What actual humanitarians think about not taking action to help your people survive
Nobleman Ilia Chavchavadze was a Georgian public figure, journalist, publisher, writer and poet who spearheaded the revival of Georgian nationalism during the second half of the 19th century and ensured the survival of the Georgian language, literature, and culture during the last decades of Tsarist rule. (A.k.a "Saint Ilia the Righteous". Ironic, I know. Like Baghra's father, Ilya Morozova in Shadow and Bone. But I wouldn't compare them.)
In his publication "Letters of a traveler", Chavchavadze writes his inner monologue, where he worries about his country and contemplates what to do, as he returns from Russia to his homeland. He writes:
"I went out from my room and looked over at Mqinvari, which they call Mount Kazbek.
There is something noble about Mqinvari. Truly can it say: the heavens are my head-dress and the earth my slippers. It rose in the azure sky, white and serene. Great is it, calm and peaceful, but it is cold and white. Its appearance makes me wonder but doesn't move me, it chills me and does not warm me â in a word it is Mqinvari /frozen/. Mqinvari with all its grandeur is to be admired but not to be loved. And what do I want with its greatness. The world's hum, the world's whirlwind and breezes, the world's ill or weal makes not even a nerve in his lofty brow twitch. Although his base stands on mother earth his head rests: in heaven; it is isolated; inaccessible. I do not like such height nor such isolation nor
such inaccessibility." This is Baghra's life in a nutshell. Not bothering to engage, standing still, isolated for centuries. Her connection to making at the heart of the world, her gift, her life, wasted.

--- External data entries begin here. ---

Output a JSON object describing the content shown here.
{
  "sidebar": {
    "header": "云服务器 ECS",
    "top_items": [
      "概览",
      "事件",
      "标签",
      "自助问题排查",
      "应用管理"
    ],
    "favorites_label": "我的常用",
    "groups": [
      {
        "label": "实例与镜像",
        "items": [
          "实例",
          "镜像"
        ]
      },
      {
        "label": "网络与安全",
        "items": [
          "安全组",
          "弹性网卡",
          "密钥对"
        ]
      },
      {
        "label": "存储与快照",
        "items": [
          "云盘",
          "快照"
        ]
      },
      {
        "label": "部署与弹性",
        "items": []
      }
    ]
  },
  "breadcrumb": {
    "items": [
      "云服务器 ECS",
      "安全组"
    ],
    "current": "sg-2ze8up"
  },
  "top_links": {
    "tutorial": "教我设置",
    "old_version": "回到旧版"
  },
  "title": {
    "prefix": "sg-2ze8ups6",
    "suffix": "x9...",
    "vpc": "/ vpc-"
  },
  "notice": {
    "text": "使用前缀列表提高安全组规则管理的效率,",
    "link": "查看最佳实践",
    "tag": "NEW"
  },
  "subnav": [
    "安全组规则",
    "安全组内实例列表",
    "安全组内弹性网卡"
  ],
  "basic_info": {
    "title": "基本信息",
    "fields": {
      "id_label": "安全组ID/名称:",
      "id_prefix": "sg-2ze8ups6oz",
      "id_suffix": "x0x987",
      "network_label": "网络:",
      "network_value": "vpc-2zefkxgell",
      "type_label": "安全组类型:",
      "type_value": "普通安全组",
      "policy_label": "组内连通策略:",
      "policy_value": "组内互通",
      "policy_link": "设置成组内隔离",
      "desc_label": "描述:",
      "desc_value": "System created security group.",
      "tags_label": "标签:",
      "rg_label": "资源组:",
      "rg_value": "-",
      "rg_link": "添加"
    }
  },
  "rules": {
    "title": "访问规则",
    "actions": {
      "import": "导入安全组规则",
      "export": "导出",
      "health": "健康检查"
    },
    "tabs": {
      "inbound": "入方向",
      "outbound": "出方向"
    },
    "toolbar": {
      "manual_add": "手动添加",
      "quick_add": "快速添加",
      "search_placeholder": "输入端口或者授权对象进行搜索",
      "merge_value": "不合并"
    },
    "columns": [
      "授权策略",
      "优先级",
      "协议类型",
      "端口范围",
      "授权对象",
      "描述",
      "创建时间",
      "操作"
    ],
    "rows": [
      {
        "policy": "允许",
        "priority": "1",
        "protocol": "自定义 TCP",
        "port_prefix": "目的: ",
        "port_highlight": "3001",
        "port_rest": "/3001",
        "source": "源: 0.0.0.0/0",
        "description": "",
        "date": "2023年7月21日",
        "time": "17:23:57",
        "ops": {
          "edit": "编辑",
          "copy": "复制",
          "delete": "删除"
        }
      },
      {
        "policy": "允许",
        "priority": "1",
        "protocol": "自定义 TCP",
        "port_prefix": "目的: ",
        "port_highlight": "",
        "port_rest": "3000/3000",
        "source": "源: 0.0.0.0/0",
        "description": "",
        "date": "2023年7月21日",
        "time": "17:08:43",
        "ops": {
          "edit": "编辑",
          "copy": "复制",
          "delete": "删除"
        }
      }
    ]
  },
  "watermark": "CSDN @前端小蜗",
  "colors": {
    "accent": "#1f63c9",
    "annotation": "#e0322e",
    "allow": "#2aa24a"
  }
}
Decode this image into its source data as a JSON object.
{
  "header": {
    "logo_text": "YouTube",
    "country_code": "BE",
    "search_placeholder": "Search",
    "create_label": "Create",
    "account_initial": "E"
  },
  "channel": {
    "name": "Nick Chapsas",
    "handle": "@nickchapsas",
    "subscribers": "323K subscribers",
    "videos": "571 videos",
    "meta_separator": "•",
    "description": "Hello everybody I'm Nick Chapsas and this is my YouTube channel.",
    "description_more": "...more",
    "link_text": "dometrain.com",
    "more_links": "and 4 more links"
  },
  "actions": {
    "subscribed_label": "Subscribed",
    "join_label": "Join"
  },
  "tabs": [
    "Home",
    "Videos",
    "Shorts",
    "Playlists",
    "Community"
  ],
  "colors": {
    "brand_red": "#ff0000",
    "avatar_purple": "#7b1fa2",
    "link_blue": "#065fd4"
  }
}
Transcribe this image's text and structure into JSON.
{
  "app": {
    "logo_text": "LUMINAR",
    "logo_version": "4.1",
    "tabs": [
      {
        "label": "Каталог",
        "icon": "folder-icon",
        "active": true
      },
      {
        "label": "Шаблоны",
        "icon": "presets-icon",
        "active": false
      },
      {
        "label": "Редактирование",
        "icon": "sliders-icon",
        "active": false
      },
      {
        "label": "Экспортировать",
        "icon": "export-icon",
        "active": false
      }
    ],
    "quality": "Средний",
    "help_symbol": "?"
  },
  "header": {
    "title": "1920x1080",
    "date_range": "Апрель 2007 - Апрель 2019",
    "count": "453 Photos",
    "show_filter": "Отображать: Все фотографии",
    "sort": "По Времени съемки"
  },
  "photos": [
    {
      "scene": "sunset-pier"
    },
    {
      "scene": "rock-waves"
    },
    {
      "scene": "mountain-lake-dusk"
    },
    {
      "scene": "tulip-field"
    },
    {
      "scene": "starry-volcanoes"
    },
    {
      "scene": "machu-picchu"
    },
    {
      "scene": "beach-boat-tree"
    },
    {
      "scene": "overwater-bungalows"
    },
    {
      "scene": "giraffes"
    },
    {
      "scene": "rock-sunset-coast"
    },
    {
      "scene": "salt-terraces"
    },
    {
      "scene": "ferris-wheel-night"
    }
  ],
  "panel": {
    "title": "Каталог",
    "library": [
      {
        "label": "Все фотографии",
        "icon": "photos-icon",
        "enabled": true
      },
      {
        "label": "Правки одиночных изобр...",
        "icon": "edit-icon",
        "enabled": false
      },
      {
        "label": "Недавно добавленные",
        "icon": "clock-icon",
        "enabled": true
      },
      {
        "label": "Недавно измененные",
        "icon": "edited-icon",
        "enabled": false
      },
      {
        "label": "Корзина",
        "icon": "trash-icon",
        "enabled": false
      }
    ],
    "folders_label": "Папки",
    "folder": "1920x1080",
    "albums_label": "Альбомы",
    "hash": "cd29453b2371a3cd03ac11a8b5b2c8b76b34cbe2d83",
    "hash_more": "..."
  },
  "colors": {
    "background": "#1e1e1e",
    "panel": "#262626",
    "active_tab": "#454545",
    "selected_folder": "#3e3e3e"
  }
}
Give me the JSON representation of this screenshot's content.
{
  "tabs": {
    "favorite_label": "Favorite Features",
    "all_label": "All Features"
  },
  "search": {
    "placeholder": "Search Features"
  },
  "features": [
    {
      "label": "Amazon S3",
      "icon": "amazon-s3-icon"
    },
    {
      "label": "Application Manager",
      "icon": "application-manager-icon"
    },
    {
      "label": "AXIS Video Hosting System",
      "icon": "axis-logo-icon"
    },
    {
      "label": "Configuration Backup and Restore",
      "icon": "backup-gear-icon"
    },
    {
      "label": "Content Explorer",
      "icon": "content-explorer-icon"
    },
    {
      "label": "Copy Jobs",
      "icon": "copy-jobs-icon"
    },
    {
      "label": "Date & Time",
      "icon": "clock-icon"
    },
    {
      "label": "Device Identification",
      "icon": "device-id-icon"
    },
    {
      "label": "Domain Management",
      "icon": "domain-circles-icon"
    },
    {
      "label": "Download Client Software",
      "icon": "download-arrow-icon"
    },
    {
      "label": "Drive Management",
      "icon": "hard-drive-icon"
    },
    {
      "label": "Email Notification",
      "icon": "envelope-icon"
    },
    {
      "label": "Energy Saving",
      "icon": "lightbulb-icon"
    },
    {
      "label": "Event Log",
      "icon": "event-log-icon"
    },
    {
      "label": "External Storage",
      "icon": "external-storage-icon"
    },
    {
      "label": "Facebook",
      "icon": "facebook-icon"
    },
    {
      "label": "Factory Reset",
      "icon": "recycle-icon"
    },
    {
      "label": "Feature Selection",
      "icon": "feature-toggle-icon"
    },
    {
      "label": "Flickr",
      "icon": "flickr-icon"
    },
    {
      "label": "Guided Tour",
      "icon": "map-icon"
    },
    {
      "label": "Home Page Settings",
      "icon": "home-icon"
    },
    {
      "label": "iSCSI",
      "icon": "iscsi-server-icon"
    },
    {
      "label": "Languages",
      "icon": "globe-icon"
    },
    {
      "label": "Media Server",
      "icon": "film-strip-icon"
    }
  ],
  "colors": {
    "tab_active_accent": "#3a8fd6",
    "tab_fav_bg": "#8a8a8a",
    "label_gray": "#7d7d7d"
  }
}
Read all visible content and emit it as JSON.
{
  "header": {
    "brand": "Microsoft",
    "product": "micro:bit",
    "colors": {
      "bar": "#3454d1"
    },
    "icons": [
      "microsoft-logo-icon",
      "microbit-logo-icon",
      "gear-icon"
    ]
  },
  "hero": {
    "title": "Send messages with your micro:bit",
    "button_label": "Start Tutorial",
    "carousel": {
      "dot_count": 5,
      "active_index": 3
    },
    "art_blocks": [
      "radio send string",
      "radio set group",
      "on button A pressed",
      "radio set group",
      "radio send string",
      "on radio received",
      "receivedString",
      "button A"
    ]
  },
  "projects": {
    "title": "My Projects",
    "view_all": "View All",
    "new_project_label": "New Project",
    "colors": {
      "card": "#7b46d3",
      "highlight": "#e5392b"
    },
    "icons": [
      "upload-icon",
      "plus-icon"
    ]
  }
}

Aleksander is different. He's constantly in danger, he is dangerous but in a different way, he stumbles, crashes, redefines himself, pushes forward no matter what to achieve his goal. -
"Thank God for the desperate, mad, furious, obstinate, disobedient muddy river Terek! Leaping from the black rock's heart he goes roaring and shouting on his way. I love his noisy murmur, its hurried struggle, grumbling and lamentation. The river is the image of
human awakened life, it is a face mobile and worth knowing.
Stand still but a little while and dost thou not turn into a stinking pool and does not this fearsome roar of thine change to the croaking of frogs! It is movement and only movement, my
Terek, which gives to the world its might and life."
I hope we can all understand this metaphor and what it stands for, I believe I have explained enough.